I love walking. I live in downtown Houston, which is one of the few places in this car dominated city where you can conceivably walk to get everything you need. The street grid is city blocks are short and the streets are one way, so I can ramble around wherever I want while avoiding cars pretty easily.

Being able to walk everywhere of the best parts about living in my apartment. Before moving here I barely walked places at all. This city is built for the suburban commuter, so by far the easiest way to get around town is to drive. Highways are everywhere. The surface streets have are multi-lane, wide, and decently paved. It is easy to get anywhere you’d like to go in the loop, the core area of the city bound by 610, using a car. Sidewalks, where they exist, are small and aren’t well maintained. The city blocks are huge, making serendipitous adventures difficult. The crosswalks are slow and unresponsive, while the streetlights are optimized to ease traffic. It’s hard being a walker here.

When the city went under a stay at home order in around mid-March, things changed dramatically. For a whole month as I walked the streets I saw few, if any, cars. Many streets in this usually bustling part of town had no cars driving down them. Parking lots were empty. Bars, restaurants, and stores were all shuttered. It was so quiet that I could hear the birds singing among the skyscrapers! My hometown, the fourth largest city in the United States, had turned into a ghost town.

It was a wonderful time to be a walker. When I trekked out of my apartment building, I felt completely free. I didn’t have to wait for my turn to walk in the street. I just crossed. The air was fresher. I didn’t have car exhaust clogging my throat, stinging my eyes, or ruining my sense of smell. The sidewalks were all mine as most people had retreated into their flats to hide from La Rona. One man and his dog exploring a deserted cityscape. I was the king of downtown Houston.

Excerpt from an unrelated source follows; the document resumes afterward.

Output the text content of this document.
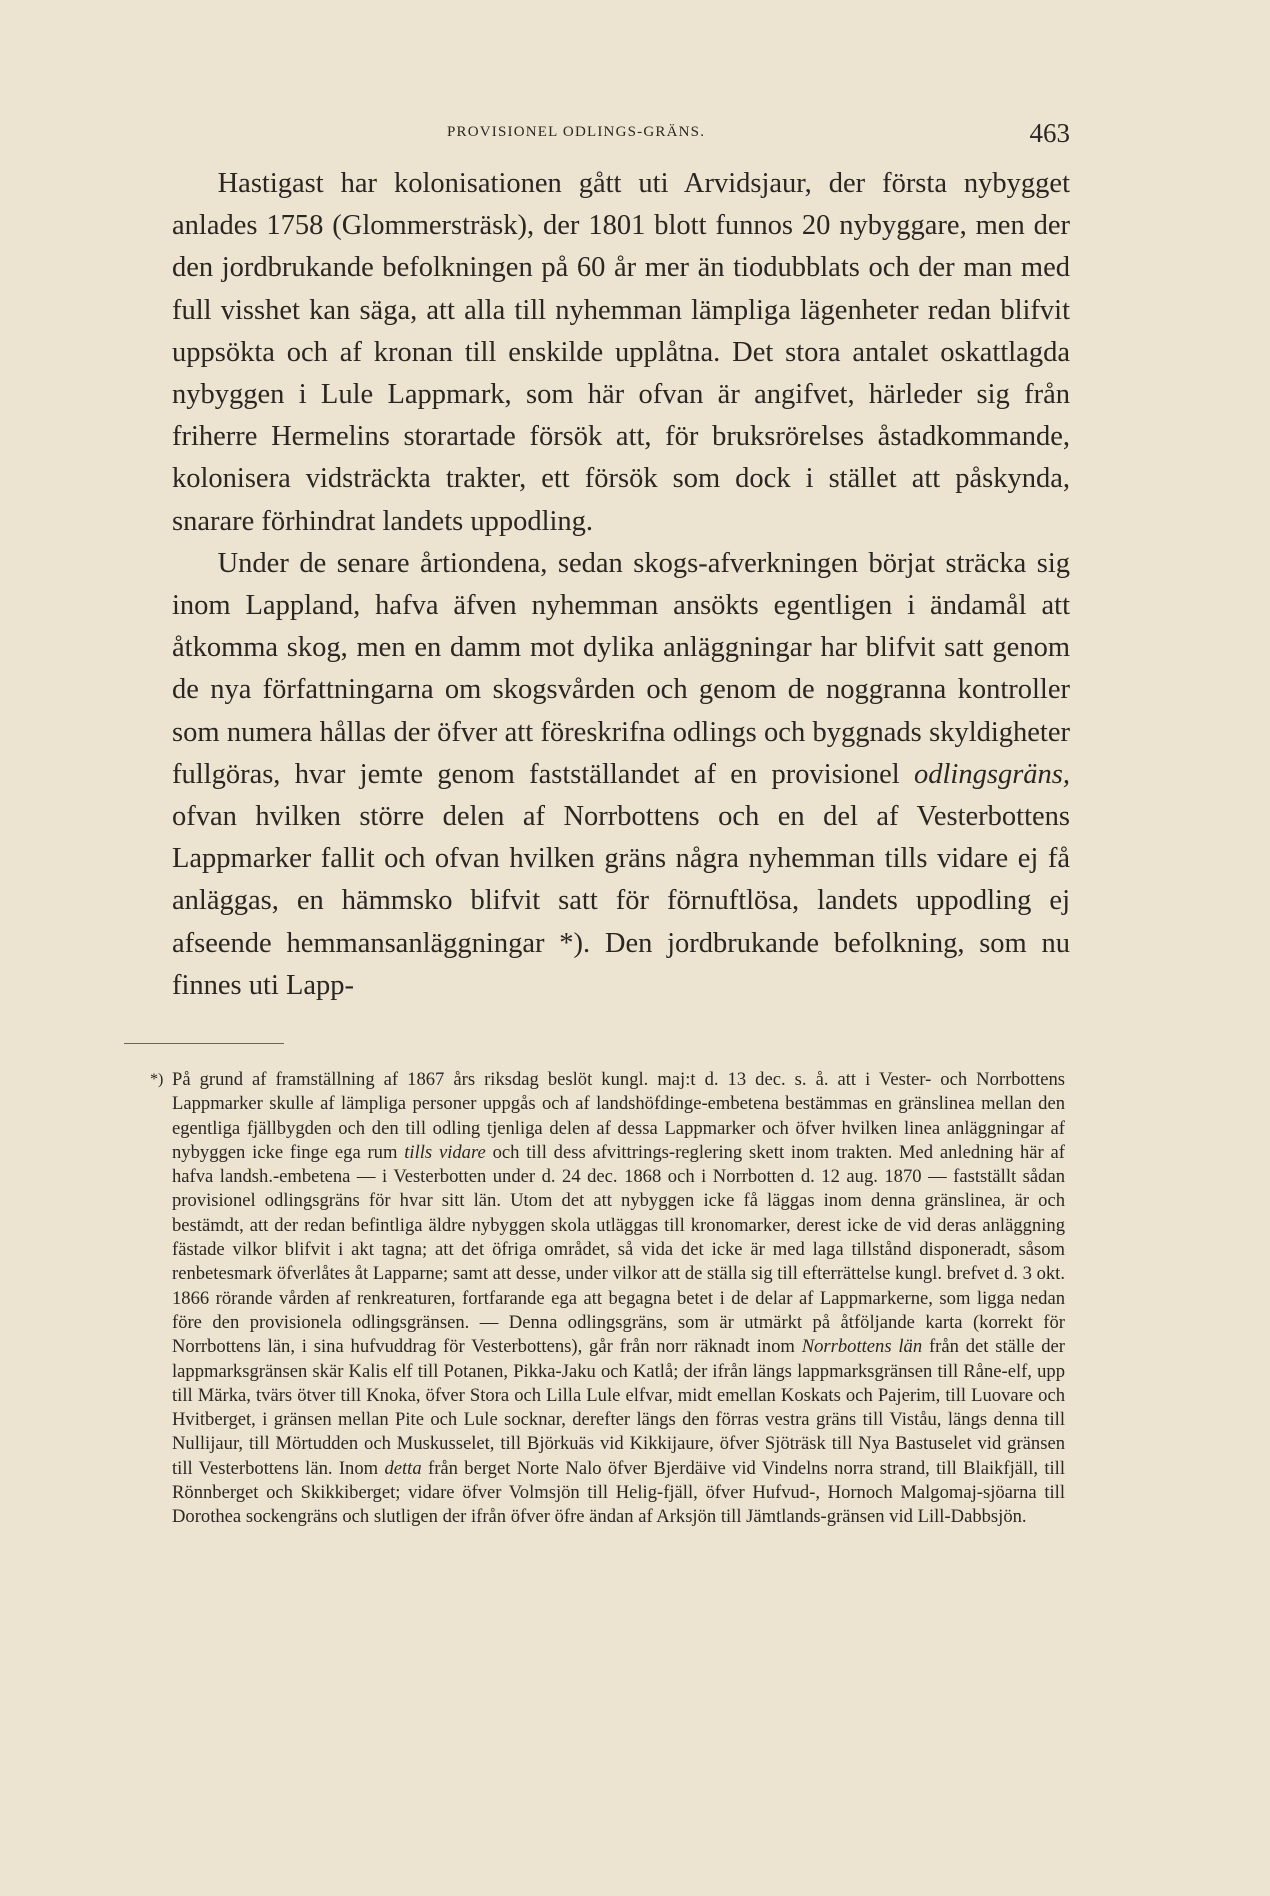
PROVISIONEL ODLINGS-GRÄNS.	463

Hastigast har kolonisationen gått uti Arvidsjaur, der första nybygget anlades 1758 (Glommersträsk), der 1801 blott funnos 20 nybyggare, men der den jordbrukande befolkningen på 60 år mer än tiodubblats och der man med full visshet kan säga, att alla till nyhemman lämpliga lägenheter redan blifvit uppsökta och af kronan till enskilde upplåtna. Det stora antalet oskattlagda nybyggen i Lule Lappmark, som här ofvan är angifvet, härleder sig från friherre Hermelins storartade försök att, för bruksrörelses åstadkommande, kolonisera vidsträckta trakter, ett försök som dock i stället att påskynda, snarare förhindrat landets uppodling.

Under de senare årtiondena, sedan skogs-afverkningen börjat sträcka sig inom Lappland, hafva äfven nyhemman ansökts egentligen i ändamål att åtkomma skog, men en damm mot dylika anläggningar har blifvit satt genom de nya författningarna om skogsvården och genom de noggranna kontroller som numera hållas der öfver att föreskrifna odlings och byggnads skyldigheter fullgöras, hvar jemte genom fastställandet af en provisionel odlingsgräns, ofvan hvilken större delen af Norrbottens och en del af Vesterbottens Lappmarker fallit och ofvan hvilken gräns några nyhemman tills vidare ej få anläggas, en hämmsko blifvit satt för förnuftlösa, landets uppodling ej afseende hemmansanläggningar *). Den jordbrukande befolkning, som nu finnes uti Lapp-

*) På grund af framställning af 1867 års riksdag beslöt kungl. maj:t d. 13 dec. s. å. att i Vester- och Norrbottens Lappmarker skulle af lämpliga personer uppgås och af landshöfdinge-embetena bestämmas en gränslinea mellan den egentliga fjällbygden och den till odling tjenliga delen af dessa Lappmarker och öfver hvilken linea anläggningar af nybyggen icke finge ega rum tills vidare och till dess afvittrings-reglering skett inom trakten. Med anledning här af hafva landsh.-embetena — i Vesterbotten under d. 24 dec. 1868 och i Norrbotten d. 12 aug. 1870 — fastställt sådan provisionel odlingsgräns för hvar sitt län. Utom det att nybyggen icke få läggas inom denna gränslinea, är och bestämdt, att der redan befintliga äldre nybyggen skola utläggas till kronomarker, derest icke de vid deras anläggning fästade vilkor blifvit i akt tagna; att det öfriga området, så vida det icke är med laga tillstånd disponeradt, såsom renbetesmark öfverlåtes åt Lapparne; samt att desse, under vilkor att de ställa sig till efterrättelse kungl. brefvet d. 3 okt. 1866 rörande vården af renkreaturen, fortfarande ega att begagna betet i de delar af Lappmarkerne, som ligga nedan före den provisionela odlingsgränsen. — Denna odlingsgräns, som är utmärkt på åtföljande karta (korrekt för Norrbottens län, i sina hufvuddrag för Vesterbottens), går från norr räknadt inom Norrbottens län från det ställe der lappmarksgränsen skär Kalis elf till Potanen, Pikka-Jaku och Katlå; der ifrån längs lappmarksgränsen till Råne-elf, upp till Märka, tvärs ötver till Knoka, öfver Stora och Lilla Lule elfvar, midt emellan Koskats och Pajerim, till Luovare och Hvitberget, i gränsen mellan Pite och Lule socknar, derefter längs den förras vestra gräns till Viståu, längs denna till Nullijaur, till Mörtudden och Muskusselet, till Björkuäs vid Kikkijaure, öfver Sjöträsk till Nya Bastuselet vid gränsen till Vesterbottens län. Inom detta från berget Norte Nalo öfver Bjerdäive vid Vindelns norra strand, till Blaikfjäll, till Rönnberget och Skikkiberget; vidare öfver Volmsjön till Helig-fjäll, öfver Hufvud-, Hornoch Malgomaj-sjöarna till Dorothea sockengräns och slutligen der ifrån öfver öfre ändan af Arksjön till Jämtlands-gränsen vid Lill-Dabbsjön.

As Texas has begun to open up, things have changed. The cars are back, less than previously, but they’re here. I have to be on the look out for wild drivers, people have gotten more reckless since the restrictions were lifted. Cars are running reds far more often. The traffic is back, degrading air quality and blasting unwanted noise into the neighborhood. The birds are still singing, but I can’t hear them. I have been put back in my place. I am just a lone walker in a city built for cars.

Even though the streets have gone back to normal, I haven’t. I’ve been radicalized. I saw what an environmentally-conscious, pedestrian-friendly Houston could look like. Now, as I walk past the miles of empty parking lots, I daydream about using a jackhammer to break up every inch of concrete in my neighborhood. I see these useless lots transformed into community gardens, pocket parks, and pop-up markets. Bike lanes, wider sidewalks, and closed off streets fill the space. I envision streets designed for all travelers, not just for car owners. I will make it so.